HUL To Emami: FMCG Giants Set To Take Fresh 2-4% Price Hike To Protect Fragile Margins
Significant volatility has been observed in crude palm oil, and the rupee over the last couple of weeks, said HUL CEO Rohit Jawa.

Daily groceries to personal grooming products are set to get dearer as packaged consumer goods makers plan to take another 2-4% increase in product prices. This is to offset the impact of inflationary pressures on margins, which could further delay the elusive recovery of consumer spending.
Companies such as Hindustan Unilever Ltd., Emami Ltd., Marico Ltd., Godrej Consumer Products Ltd., and Adani Wilmar Ltd. said that prices of key commodities, such as tea, copra, palm oil and palm fatty acids — used in making soaps — have jumped over last year, negating the deflation in crude oil prices. Higher costs of commodities have been putting pressure on margins amid persistent slowdown in demand.

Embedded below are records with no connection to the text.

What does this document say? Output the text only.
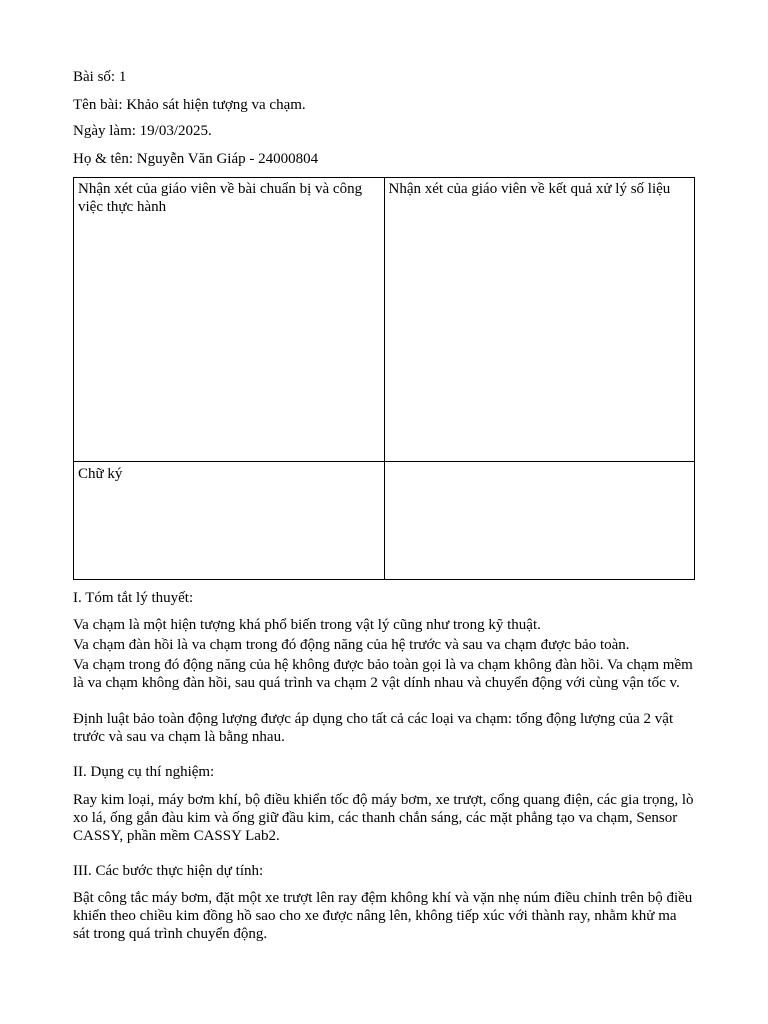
Bài số: 1
Tên bài: Khảo sát hiện tượng va chạm.
Ngày làm: 19/03/2025.
Họ & tên: Nguyễn Văn Giáp - 24000804
Nhận xét của giáo viên về bài chuẩn bị và công việc thực hành	Nhận xét của giáo viên về kết quả xử lý số liệu
Chữ ký	
I. Tóm tắt lý thuyết:
Va chạm là một hiện tượng khá phổ biến trong vật lý cũng như trong kỹ thuật.
Va chạm đàn hồi là va chạm trong đó động năng của hệ trước và sau va chạm được bảo toàn.
Va chạm trong đó động năng của hệ không được bảo toàn gọi là va chạm không đàn hồi. Va chạm mềm là va chạm không đàn hồi, sau quá trình va chạm 2 vật dính nhau và chuyển động với cùng vận tốc v.
Định luật bảo toàn động lượng được áp dụng cho tất cả các loại va chạm: tổng động lượng của 2 vật trước và sau va chạm là bằng nhau.
II. Dụng cụ thí nghiệm:
Ray kim loại, máy bơm khí, bộ điều khiển tốc độ máy bơm, xe trượt, cổng quang điện, các gia trọng, lò xo lá, ống gắn đàu kim và ống giữ đầu kim, các thanh chắn sáng, các mặt phẳng tạo va chạm, Sensor CASSY, phần mềm CASSY Lab2.
III. Các bước thực hiện dự tính:
Bật công tắc máy bơm, đặt một xe trượt lên ray đệm không khí và vặn nhẹ núm điều chỉnh trên bộ điều khiển theo chiều kim đồng hồ sao cho xe được nâng lên, không tiếp xúc với thành ray, nhằm khử ma sát trong quá trình chuyển động.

Prices of cocoa and coffee have also surged, which could prompt the likes of Tata Consumer Products Ltd. and Nestle India Ltd. to take more rounds of price hikes in the coming quarters.
The latest round of price hikes comes after these companies have already taken 4-20% increase, depending on category, in the first half of this financial year.
"Crude oil prices continue to deflate during the quarter...however, significant volatility has been observed in crude palm oil, and the rupee over the last couple of weeks," HUL Chief Executive Officer and Managing Director, Rohit Jawa, said. If commodity prices remain where they are, the largest consumer goods maker plans to take "low single-digit" price hikes in order to maintain operating margin at the lower end of 23-24% range.
Peer Godrej Consumer Products echoed similar sentiments. "High palm oil prices have necessitated sharp price increases including grammage cuts and trade scheme reductions, and this has led to trade destocking," said MD and CEO Sudhir Sitapati. "Prices of PFAD, which is a derivative of palm oil, is still high and I think there is requirement for one or two more rounds of pricing in soaps in particular, to get back to our normative margins."
The owner of GoodKnight and Cinthol brands anticipates an operating margin of 22-26% for fiscal 2025. If raw material costs remain stable, the lower end of this Ebitda margin range is expected next fiscal, said Sitapati.
Emami also expects further 1–1.5% price increase in the coming quarters, on top of the 2% hike the company had taken in the December quarter.
Earlier in November, Britannia Industries Ltd. said that it would implement a price hike of 4-5% in the current quarter and is likely to take further pricing actions over the next nine months to maintain its margins.
Marico Ltd., too, has already taken a 10% price hike in coconut oil and about 20% in edible oil so far this fiscal. Higher-than-expected price of copra, a key raw material, as well as vegetable oil prices weighed on margins in the December quarter. While volumes for its brand Parachute moderated sequentially, that of Saffola remained "firm", it said.
Marico, like other companies, is expected to take more price hikes, as those taken till December weren't enough to cushion its profit margins.
Analysts expect margins to remain under pressure in the January-March quarter, with some relief expected from next fiscal, aided by a potential recovery in urban demand and the full realisation of price hikes.
"We expect some of the FMCG companies to take more rounds of price hikes in the first six months of this year," said Abneesh Roy, executive director, Nuvama Institutional Equities. Nestle, HUL and Tata Consumer may continue to take gradual price hikes on the back of coffee and cocoa surge, he said. Also, adverse impact of volume grammage reduction in smaller Rs 5 and Rs 10 packs is also likely, as companies pass on higher costs to consumers.
Roy expects urban demand to remain constrained due to inflation and weak wage growth till June. "We expect urban recovery to start in the second half of this year."